Below is the best model based on adjusted R-squared (interim models not shown):
##
## Call:
## lm(formula = bothCandidates ~ yahoo + CNN + NBC + huff + CBS +
## NYT + FOX + wapo + BBC + ABC, data = survey)
##
## Residuals:
## Min 1Q Median 3Q Max
## -146.113 -46.457 -0.939 45.990 156.785
##
## Coefficients:
## Estimate Std. Error t value Pr(>|t|)
## (Intercept) -0.9904 1.6308 -0.607 0.54371
## yahooYes 6.3993 2.6013 2.460 0.01396 *
## CNNYes -12.5241 2.8732 -4.359 1.36e-05 ***
## NBCYes -5.1424 3.6678 -1.402 0.16102
## huffYes -16.1631 2.9404 -5.497 4.25e-08 ***
## CBSYes -6.0707 3.8623 -1.572 0.11613
## NYTYes -27.7890 3.3991 -8.175 4.59e-16 ***
## FOXYes 44.7044 2.7523 16.242 < 2e-16 ***
## wapoYes -5.7178 3.5995 -1.589 0.11230
## BBCYes -6.1161 3.5013 -1.747 0.08079 .

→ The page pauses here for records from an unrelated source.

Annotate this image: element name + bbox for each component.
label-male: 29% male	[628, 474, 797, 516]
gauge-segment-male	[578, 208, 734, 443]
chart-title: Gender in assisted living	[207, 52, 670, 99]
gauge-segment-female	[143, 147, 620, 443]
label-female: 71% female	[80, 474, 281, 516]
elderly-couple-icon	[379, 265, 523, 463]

## ABCYes -10.8632 3.5689 -3.044 0.00236 **
## ---
## Signif. codes: 0 '***' 0.001 '**' 0.01 '*' 0.05 '.' 0.1 ' ' 1
##
## Residual standard error: 56.97 on 2563 degrees of freedom
## (1697 observations deleted due to missingness)
## Multiple R-squared: 0.1869, Adjusted R-squared: 0.1837
## F-statistic: 58.92 on 10 and 2563 DF, p-value: < 2.2e-16
At an adjusted R-squared of 0.1837, it certainly isn’t anything to write home about. However the signs of the parameter estimates are interesting in and of themselves, as they show a possible correlation between source of internet news and candidate preference.
This type of linear model requires that some assumptions be met. Right off the bat, I know that the source of news variables and website variables are not independent. In fact, respondents can (and often did) choose more than one. So, there can be some collinearity.
Next, I exampined the residuals. They should be more or less normally distributed, which it appears that they (somewhat) are from the graph below:
Next, I checked for uniform variability by plotting the residual values against the predicted values:
There is definitely a pattern in the above plot. So, there could be other variables in the survey that is causing the pattern and, if added to the model, may add more accuracy. With another 1,262 variables that is certainly possible.
In conclusion, there seems to be a pattern of some kind between the specific source of election-related news and a person’s candidate preference. However, with the large number of variables, such a pattern may be difficult to detect with any degree of accuracy.
Also, such a pattern may not be linear in nature and may require more advanced techniques to properly quantify.